O meu mundo acabou no silêncio de um quarto de hospital. O cheiro a antissético era a única coisa real.
Ainda ontem, eu tinha uma barriga redonda de oito meses, cheia de promessas e pequenos pontapés.
Agora, estava vazia.
A minha mãe dormia numa cadeira ao meu lado, o rosto cansado marcado pela preocupação.
Lá fora, a vida continuava. Na televisão da parede, um repórter falava do enorme engavetamento na autoestrada A1, causado por um nevoeiro súbito e denso. As imagens mostravam um caos de metal retorcido e luzes de emergência a piscar.
O meu telemóvel estava na mesinha de cabeceira, parecia pesado demais para levantar.
Mas eu precisava de o fazer. Precisava de ligar ao meu marido, Leo.
A chamada demorou a ser atendida. Quando ele finalmente falou, a sua voz era cortante e impaciente.
"Clara? Estou ocupado. O que queres?"
A voz de uma mulher soou ao fundo, fraca, mas clara.
"Leo, obrigada. Se não fosses tu, eu não sei o que teria acontecido."
Era a Sofia. A sua meia-irmã.
"Como está a Sofia?", perguntei, a minha própria voz soava estranha, como se viesse de longe.

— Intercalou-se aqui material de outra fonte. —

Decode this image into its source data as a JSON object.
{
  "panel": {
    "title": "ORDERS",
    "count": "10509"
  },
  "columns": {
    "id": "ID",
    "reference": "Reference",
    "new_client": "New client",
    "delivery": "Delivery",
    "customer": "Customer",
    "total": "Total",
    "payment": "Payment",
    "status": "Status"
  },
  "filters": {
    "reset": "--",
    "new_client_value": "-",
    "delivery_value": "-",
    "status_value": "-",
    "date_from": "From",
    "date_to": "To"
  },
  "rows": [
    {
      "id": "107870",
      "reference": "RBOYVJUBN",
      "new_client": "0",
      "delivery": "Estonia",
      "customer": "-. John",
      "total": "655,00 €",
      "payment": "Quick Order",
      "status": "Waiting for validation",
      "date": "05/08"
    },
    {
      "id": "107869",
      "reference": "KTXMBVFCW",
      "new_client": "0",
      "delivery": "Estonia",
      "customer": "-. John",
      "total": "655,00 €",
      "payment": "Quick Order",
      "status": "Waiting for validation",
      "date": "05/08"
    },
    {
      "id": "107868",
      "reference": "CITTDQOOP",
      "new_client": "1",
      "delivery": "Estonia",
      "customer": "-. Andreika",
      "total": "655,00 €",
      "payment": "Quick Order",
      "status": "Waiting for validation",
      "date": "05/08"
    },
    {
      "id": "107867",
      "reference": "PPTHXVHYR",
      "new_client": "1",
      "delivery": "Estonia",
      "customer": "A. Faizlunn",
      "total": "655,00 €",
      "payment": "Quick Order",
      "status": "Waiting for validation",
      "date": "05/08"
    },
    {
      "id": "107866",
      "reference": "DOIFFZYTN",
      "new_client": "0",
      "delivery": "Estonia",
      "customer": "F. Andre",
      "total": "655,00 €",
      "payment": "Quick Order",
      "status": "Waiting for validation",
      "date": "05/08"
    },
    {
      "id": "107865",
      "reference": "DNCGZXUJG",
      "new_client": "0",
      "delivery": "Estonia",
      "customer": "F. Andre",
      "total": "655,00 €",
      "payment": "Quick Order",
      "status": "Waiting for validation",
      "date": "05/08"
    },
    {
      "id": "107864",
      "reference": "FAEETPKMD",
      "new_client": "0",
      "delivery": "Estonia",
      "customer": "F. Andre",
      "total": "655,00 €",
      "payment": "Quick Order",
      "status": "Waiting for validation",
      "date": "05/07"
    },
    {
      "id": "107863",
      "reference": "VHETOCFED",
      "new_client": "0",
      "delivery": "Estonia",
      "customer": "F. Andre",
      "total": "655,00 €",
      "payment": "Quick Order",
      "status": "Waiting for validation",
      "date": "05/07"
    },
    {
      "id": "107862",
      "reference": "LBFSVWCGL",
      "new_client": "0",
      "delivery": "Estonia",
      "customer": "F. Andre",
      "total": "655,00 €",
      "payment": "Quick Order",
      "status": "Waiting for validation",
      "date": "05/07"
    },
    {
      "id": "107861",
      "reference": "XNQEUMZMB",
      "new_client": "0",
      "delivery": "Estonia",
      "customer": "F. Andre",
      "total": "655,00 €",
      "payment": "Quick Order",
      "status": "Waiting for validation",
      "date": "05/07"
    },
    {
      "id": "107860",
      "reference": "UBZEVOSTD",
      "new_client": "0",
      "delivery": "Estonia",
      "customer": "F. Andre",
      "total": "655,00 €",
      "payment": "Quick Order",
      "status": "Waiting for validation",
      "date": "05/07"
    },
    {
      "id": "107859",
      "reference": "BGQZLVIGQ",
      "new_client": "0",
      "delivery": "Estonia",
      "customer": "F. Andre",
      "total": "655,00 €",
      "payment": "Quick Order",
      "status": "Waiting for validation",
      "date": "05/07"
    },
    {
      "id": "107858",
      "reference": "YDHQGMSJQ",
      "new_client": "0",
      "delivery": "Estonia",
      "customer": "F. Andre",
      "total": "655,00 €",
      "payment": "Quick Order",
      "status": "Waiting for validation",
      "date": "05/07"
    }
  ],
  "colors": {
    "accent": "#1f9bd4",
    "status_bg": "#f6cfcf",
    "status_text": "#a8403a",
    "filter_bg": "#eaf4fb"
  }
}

"Partiu o pulso e está em choque, mas vai ficar bem. Acabei de a deixar no hospital. O pai já está a caminho."
Ele disse aquilo com um tom de heroísmo. O meu herói. Que não estava aqui.
Fiz uma pausa, respirei fundo o ar estéril do quarto.
"Leo, o nosso bebé morreu."
Silêncio do outro lado da linha. Não um silêncio de choque ou de dor. Era um silêncio vazio, desconfortável.
"O quê? Como assim? O que aconteceu?"
"Tive um acidente. O nevoeiro... um carro bateu-me por trás. Liguei-te."
"Eu sei que ligaste", ele respondeu, a irritação a voltar à sua voz. "Eu disse-te que estava a caminho do engavetamento na A1. Era uma emergência de categoria um, Clara. Dezenas de pessoas em risco. Tive de fazer uma escolha."
A escolha dele. Dezenas de estranhos e a sua meia-irmã contra a sua mulher grávida, sozinha num carro acidentado.
A matemática dele era simples. Eu não contava muito.
"Entendo", disse eu, e a clareza da minha decisão foi assustadora. "Então, vamos divorciar-nos."